Today, German yields had the biggest one day move since March.  Italian yields (one of the weak spots in Europe) jumped by nine basis points, the biggest move since late February.  What's in common now, with that late February – early March period?  Congress was about to put a stamp of approval on the $1.9 trillion Biden spending package.  Today, they are about to put a stamp of approval on another $4.5 trillion in government spending.  

In anticipation of the $1.9 trillion, the U.S. ten year yield rose from 1% to 1.75% in forty days, earlier this year.  The difference then:  The Fed was not only concerned about rising rates, there were reports that they might consider taking additional action to force down longer-term market interest rates (through another iteration of "operation twist"). 

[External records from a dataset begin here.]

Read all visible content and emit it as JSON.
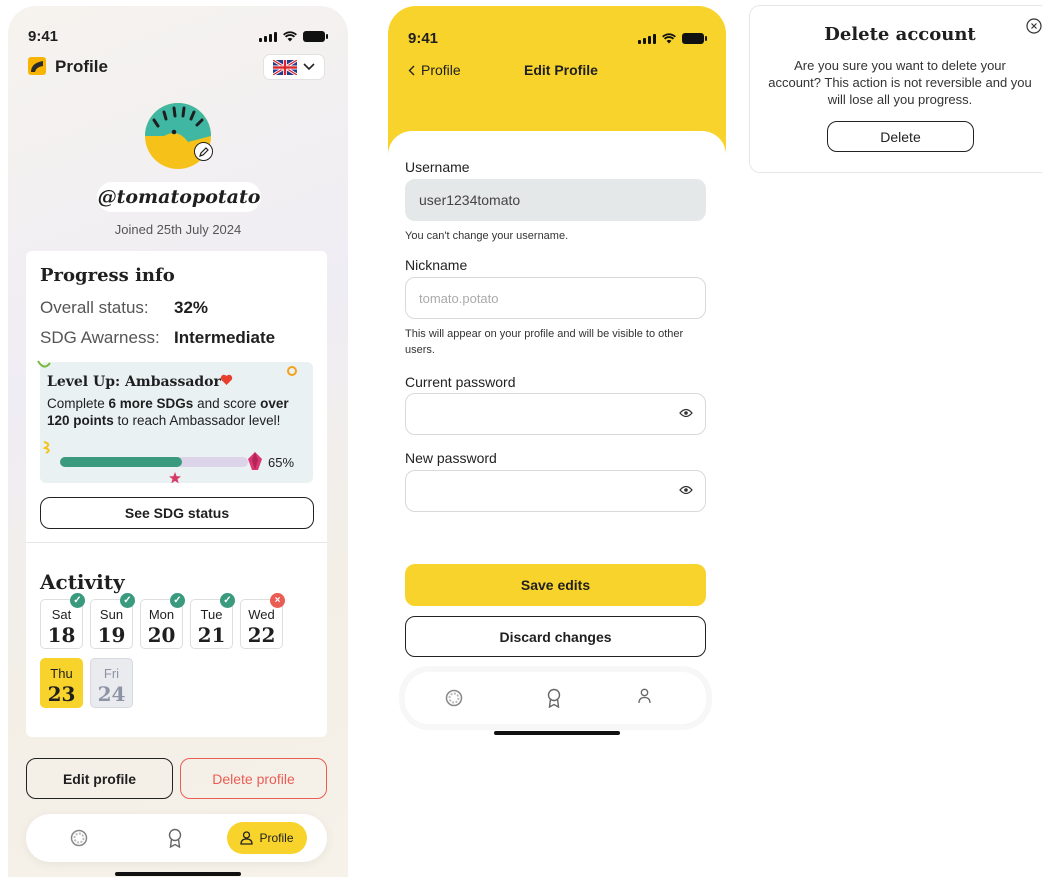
{
  "screen1": {
    "status_time": "9:41",
    "header_title": "Profile",
    "language_flag": "uk-flag-icon",
    "username": "@tomatopotato",
    "joined": "Joined 25th July 2024",
    "progress": {
      "title": "Progress info",
      "overall_label": "Overall status:",
      "overall_value": "32%",
      "awareness_label": "SDG Awarness:",
      "awareness_value": "Intermediate"
    },
    "level_card": {
      "title": "Level Up: Ambassador",
      "desc_pre": "Complete ",
      "desc_bold1": "6 more SDGs",
      "desc_mid": " and score ",
      "desc_bold2": "over 120 points",
      "desc_post": " to reach Ambassador level!",
      "percent_label": "65%",
      "progress_fraction": 0.65
    },
    "see_status_button": "See SDG status",
    "activity": {
      "title": "Activity",
      "days": [
        {
          "name": "Sat",
          "date": "18",
          "status": "done"
        },
        {
          "name": "Sun",
          "date": "19",
          "status": "done"
        },
        {
          "name": "Mon",
          "date": "20",
          "status": "done"
        },
        {
          "name": "Tue",
          "date": "21",
          "status": "done"
        },
        {
          "name": "Wed",
          "date": "22",
          "status": "missed"
        },
        {
          "name": "Thu",
          "date": "23",
          "status": "today"
        },
        {
          "name": "Fri",
          "date": "24",
          "status": "future"
        }
      ]
    },
    "edit_profile_button": "Edit profile",
    "delete_profile_button": "Delete profile",
    "tabbar": {
      "profile_label": "Profile",
      "accent": "#f8d32c"
    }
  },
  "screen2": {
    "status_time": "9:41",
    "back_label": "Profile",
    "title": "Edit Profile",
    "username_label": "Username",
    "username_value": "user1234tomato",
    "username_helper": "You can't change your username.",
    "nickname_label": "Nickname",
    "nickname_placeholder": "tomato.potato",
    "nickname_helper": "This will appear on your profile and will be visible to other users.",
    "current_password_label": "Current password",
    "new_password_label": "New password",
    "save_button": "Save edits",
    "discard_button": "Discard changes"
  },
  "modal": {
    "title": "Delete account",
    "message": "Are you sure you want to delete your account? This action is not reversible and you will lose all you progress.",
    "delete_button": "Delete"
  },
  "colors": {
    "brand_yellow": "#f8d32c",
    "teal": "#3a9a7e",
    "danger": "#ea5d55"
  }
}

This time around, the Fed is actually talking UP rates.  

August 24, 2021

We talked yesterday about the FDA vaccine approval as another November 9th, 2020-like moment,  where markets interpret it as new hope that the pandemic will end. 

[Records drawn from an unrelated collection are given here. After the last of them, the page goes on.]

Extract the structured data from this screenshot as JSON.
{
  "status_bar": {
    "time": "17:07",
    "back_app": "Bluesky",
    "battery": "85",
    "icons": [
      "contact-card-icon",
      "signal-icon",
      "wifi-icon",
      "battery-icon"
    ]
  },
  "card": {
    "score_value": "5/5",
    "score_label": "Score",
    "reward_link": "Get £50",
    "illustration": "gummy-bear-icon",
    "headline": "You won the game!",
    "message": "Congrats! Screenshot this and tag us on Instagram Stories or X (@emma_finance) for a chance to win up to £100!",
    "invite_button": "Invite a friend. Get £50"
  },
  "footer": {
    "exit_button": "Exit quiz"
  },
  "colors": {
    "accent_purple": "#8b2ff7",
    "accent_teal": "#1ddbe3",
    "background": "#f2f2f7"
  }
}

And that — combined with even more extravagant government spending coming down the pike, and a Fed that has prepared markets for an end of emergency policies — is a recipe for the beginning of the end of ultra-low rates.  And it all is reflective of a sustained economic recovery. 

Indeed, rates were on the move today, trading up to 1.30%.  And no surprise, when we look across the stock market, small cap and value stocks have been the outperformers the past two days on this formula of "pandemic escape" and sustained economic recovery. 

After all, coming out of recessionsmall caps tend to follow the path of interest rates (climbing rates, suggests more optimism about the outlook).  With that, as interest rates (the 10-year yield) rose from as low as 31 basis points, last year, to as high as 1.78% this year, small cap value stocks soared.  Conversely, as you can see in the chart below, as we've seen a decline back to 1.13% on the ten-year over the past few months, small caps have fallen, diverging from the performance of larger cap growth stocks (and the broader market).

So, with the above in mind, with a fresh catalyst for a move in rates (higher), we should expect small cap value to roar back into the end of the year.  

The Russell 2000 is now up 13% year-to-date.  That is underperforming the broader market, which is up 19%.  Again, history tells us we should expect the opposite coming out of recession.  Be long small–caps!